Its not a big thing anyway but overall it adds up to a few gig I find. On something like uncompressed video Ive had 16 gig files compressed on the fly to 1 gig which is usefull because I would have run out of space otherwise



2 quick examples I can give are 2 seperate steam accounts. One is on a compressed drive, one is uncompressed and both are NTFS

The uncompressed steam folder occupies 102% disk space of its actual file size
The compressed folder occupied 76% disk space of the actual file size.

What part in the decompression process will discount the advantages of 26% less data to physically be read from the disk.

Fragmentation of the file structure would matter more either way I think.
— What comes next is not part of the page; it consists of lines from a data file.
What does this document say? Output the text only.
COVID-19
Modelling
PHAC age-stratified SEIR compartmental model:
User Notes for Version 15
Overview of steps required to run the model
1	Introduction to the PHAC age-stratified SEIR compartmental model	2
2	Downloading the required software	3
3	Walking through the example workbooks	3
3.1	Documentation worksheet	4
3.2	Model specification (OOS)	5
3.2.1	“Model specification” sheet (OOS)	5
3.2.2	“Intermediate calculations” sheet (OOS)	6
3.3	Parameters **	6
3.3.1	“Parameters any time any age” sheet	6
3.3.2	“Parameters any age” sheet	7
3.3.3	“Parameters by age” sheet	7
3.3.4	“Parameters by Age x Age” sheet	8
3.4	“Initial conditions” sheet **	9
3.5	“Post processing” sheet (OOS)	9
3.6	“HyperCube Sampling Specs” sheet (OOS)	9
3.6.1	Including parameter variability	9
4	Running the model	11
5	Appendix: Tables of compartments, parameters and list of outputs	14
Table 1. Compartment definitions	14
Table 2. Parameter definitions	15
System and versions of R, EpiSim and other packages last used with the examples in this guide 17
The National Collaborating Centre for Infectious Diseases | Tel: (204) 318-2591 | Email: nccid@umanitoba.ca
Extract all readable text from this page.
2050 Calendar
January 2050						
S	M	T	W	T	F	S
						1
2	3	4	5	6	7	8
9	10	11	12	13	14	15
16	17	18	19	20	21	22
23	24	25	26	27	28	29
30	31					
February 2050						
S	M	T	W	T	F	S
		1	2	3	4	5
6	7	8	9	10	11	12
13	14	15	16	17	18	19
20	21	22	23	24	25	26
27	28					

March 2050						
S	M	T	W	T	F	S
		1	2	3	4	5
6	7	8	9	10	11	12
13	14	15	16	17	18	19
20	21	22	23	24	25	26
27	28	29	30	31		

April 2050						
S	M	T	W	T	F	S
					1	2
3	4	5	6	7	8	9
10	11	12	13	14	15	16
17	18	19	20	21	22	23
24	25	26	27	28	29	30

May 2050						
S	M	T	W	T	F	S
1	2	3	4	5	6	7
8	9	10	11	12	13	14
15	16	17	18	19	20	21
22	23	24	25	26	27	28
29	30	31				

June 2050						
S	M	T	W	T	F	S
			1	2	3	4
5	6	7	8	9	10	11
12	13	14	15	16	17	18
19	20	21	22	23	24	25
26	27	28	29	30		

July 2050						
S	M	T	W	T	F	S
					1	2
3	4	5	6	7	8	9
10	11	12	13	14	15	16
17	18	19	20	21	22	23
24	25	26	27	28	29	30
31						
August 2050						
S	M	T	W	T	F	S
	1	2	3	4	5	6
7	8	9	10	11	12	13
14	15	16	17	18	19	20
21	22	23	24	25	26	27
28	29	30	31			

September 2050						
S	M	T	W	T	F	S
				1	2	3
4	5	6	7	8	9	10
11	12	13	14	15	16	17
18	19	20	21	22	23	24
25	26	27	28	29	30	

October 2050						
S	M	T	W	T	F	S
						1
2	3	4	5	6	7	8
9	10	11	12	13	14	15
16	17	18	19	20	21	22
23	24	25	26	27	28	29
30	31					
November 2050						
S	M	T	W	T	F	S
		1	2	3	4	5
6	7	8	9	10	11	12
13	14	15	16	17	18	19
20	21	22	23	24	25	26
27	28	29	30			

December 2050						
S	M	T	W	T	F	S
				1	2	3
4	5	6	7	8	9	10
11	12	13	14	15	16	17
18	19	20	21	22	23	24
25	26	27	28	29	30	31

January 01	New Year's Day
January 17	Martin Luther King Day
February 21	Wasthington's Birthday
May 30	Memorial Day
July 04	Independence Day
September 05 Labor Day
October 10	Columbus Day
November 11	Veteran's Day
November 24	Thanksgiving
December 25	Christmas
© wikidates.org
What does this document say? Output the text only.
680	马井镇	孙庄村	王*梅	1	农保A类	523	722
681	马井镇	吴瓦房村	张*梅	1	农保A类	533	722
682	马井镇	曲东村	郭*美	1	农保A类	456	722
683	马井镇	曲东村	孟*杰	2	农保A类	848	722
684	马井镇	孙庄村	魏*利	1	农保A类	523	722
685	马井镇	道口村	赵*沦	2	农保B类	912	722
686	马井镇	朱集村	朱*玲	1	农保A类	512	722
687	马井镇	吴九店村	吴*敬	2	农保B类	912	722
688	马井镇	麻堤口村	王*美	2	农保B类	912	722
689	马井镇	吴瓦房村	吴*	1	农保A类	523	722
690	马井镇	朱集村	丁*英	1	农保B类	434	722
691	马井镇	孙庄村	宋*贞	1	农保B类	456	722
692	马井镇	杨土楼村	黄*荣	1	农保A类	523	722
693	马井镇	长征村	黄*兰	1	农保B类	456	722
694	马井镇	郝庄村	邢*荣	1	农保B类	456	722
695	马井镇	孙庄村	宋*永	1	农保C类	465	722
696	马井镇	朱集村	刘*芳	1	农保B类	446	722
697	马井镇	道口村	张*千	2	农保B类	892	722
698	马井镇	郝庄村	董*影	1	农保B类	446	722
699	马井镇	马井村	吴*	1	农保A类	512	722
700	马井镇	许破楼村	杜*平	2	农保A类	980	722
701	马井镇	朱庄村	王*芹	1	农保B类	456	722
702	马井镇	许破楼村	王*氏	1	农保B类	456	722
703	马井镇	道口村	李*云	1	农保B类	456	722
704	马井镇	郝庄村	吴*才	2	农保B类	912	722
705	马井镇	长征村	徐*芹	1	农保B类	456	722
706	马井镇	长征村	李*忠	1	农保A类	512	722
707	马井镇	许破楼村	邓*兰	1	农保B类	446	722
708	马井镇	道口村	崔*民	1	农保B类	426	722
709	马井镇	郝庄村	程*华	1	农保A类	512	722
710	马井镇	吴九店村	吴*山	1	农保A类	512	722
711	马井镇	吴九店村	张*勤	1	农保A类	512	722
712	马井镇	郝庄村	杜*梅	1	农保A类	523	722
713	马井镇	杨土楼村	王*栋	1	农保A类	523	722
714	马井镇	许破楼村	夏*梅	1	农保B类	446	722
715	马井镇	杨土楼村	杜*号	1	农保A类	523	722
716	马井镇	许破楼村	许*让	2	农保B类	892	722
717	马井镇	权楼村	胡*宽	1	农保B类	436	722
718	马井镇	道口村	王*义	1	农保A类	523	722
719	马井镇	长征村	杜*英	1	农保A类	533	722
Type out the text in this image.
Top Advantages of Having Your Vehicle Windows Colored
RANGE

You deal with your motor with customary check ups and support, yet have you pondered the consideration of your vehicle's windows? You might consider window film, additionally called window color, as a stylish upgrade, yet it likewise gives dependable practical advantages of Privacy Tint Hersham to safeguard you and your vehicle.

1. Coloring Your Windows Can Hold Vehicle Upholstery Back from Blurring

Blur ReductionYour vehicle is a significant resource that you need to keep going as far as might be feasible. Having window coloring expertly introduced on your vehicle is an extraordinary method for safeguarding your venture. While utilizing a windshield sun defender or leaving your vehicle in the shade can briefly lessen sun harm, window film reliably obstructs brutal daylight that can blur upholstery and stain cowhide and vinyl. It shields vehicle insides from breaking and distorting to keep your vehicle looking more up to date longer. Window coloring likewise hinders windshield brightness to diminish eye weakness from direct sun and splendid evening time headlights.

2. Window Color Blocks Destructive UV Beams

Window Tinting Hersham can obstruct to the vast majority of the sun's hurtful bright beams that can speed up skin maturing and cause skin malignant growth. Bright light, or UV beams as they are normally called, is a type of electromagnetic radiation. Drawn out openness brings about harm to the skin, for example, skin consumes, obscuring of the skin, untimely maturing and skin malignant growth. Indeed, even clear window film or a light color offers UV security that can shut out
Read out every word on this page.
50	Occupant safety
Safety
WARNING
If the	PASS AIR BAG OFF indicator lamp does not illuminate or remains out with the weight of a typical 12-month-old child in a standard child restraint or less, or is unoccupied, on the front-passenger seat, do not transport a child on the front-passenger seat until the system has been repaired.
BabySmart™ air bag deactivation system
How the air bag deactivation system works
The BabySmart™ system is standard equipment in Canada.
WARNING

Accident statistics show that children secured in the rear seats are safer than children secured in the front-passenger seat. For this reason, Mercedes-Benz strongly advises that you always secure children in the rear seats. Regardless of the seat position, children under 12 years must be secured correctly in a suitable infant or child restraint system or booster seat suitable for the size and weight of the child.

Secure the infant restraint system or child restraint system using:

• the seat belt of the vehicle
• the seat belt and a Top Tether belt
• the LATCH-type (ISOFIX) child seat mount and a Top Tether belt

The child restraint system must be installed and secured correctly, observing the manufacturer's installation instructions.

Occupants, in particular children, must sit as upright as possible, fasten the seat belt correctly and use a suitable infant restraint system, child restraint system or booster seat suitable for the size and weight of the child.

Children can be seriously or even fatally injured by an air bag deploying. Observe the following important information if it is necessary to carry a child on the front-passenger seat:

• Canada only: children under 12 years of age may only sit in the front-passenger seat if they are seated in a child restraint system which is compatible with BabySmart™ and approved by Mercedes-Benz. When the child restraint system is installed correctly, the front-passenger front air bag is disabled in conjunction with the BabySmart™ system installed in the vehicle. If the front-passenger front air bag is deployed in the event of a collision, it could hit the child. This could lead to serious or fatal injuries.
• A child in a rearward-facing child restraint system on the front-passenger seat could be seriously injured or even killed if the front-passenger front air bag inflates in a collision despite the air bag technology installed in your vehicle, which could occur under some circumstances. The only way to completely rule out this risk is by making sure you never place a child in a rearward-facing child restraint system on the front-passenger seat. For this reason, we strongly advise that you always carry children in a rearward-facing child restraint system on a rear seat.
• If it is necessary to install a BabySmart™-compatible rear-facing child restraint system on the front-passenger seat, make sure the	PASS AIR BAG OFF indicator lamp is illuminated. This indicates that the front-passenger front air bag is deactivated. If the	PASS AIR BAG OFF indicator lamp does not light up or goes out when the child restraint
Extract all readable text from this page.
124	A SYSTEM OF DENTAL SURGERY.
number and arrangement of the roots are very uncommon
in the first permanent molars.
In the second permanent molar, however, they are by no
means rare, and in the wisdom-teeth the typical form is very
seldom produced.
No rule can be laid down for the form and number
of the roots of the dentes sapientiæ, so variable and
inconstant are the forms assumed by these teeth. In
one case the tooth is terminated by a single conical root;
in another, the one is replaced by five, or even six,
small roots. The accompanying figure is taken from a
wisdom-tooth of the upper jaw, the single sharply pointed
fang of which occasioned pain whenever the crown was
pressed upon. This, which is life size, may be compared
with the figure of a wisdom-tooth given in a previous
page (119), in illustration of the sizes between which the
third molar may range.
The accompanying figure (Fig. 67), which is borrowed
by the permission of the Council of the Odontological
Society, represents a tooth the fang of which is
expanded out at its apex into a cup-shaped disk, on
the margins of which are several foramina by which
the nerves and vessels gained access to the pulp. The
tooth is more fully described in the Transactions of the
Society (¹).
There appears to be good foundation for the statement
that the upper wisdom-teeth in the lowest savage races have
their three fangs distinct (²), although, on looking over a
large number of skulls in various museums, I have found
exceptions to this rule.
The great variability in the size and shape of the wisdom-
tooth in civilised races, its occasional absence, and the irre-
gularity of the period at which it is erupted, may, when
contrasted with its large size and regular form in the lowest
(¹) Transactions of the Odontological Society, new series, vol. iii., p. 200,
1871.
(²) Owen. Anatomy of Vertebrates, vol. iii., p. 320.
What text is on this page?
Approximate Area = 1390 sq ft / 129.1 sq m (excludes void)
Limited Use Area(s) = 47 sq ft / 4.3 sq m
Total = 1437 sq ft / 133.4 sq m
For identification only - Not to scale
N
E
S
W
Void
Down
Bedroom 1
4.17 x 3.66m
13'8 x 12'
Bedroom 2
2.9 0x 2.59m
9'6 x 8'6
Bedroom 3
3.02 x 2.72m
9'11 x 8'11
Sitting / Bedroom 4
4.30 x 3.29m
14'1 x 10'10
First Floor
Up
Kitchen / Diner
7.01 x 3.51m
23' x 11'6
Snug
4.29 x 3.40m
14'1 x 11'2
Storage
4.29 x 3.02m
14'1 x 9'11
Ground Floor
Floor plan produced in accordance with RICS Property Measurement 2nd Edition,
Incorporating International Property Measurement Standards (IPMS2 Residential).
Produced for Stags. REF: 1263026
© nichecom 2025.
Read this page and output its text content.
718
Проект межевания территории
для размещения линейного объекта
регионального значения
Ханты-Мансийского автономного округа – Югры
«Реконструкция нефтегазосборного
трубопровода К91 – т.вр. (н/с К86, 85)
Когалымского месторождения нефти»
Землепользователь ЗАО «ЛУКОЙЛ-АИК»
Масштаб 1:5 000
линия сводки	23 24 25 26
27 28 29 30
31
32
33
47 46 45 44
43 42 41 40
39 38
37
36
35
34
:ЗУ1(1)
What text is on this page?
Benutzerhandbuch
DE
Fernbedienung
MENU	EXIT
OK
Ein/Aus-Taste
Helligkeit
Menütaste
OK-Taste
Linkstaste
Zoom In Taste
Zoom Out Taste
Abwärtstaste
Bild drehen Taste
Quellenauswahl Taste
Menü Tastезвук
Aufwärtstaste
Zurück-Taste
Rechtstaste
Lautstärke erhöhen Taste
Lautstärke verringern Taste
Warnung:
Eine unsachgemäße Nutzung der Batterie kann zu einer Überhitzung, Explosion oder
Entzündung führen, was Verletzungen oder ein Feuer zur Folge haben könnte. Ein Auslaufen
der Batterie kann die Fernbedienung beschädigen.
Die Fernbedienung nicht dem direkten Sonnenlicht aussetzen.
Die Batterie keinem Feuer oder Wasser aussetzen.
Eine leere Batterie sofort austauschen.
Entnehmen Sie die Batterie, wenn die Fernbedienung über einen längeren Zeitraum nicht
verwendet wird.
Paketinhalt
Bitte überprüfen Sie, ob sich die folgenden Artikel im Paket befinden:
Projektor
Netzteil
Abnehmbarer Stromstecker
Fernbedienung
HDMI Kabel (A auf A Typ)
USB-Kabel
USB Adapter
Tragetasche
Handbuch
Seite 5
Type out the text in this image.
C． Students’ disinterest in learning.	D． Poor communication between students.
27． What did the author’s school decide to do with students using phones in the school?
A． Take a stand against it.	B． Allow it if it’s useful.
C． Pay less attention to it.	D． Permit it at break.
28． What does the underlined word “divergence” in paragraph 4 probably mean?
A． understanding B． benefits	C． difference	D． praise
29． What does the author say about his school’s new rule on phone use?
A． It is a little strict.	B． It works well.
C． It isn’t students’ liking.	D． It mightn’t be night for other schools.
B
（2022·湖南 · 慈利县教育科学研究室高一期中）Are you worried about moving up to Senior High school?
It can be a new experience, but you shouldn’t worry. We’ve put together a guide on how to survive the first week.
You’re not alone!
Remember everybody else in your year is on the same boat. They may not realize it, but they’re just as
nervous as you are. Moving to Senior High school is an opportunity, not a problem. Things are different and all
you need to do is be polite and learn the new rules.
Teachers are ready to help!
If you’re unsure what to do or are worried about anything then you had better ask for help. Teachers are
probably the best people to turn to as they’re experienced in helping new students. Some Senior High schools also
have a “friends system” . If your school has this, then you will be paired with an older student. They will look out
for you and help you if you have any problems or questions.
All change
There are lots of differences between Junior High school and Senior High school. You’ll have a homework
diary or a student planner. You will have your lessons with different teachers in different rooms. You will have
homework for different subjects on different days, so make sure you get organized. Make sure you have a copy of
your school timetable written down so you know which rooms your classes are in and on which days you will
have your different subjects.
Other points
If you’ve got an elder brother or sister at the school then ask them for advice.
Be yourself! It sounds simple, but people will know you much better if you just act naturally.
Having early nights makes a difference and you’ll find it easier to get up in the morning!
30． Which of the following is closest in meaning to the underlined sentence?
I dont use permanent anti virus scanning though
 
It's an interesting debate, it is faster to read 100MB of data from the hard disk or is it faster to read 50MB of compressed data from the hard disk and decompress it on the CPU. I'd like to see some benchmarks, although the majority of the data I'd consider compressing is already in highly compressed formats such as MP3, JPEG and H.264.
 
Windows does not attempt to compress its swapfile. There might be some sense to avoiding compression of .dll files though Im not certain why. I uncompressed the dllcache and a couple of other directories as a token gesture :p I could uncompress the windows directory and it'd take another 800mb in gratitude.

Its fast enough for me and the fact I would miss that 800mb and right now probably need to defrag the files is more important

It needs some tedious testing of two separate but identical drives I think

Massive hard drive + regular defrag > compression
 
Why not just get another hard drive :p I got a 200gb hard drive for just games, and then have everything else on another hard drive. Makes sense to me at least :)
 
That all depends and 500GB is nothing. My films come to over 500GB on there own and I've hardly transferred any on. Music 80GB and games only about 10GB. But it will be different for everyone and only you know how much of each you have.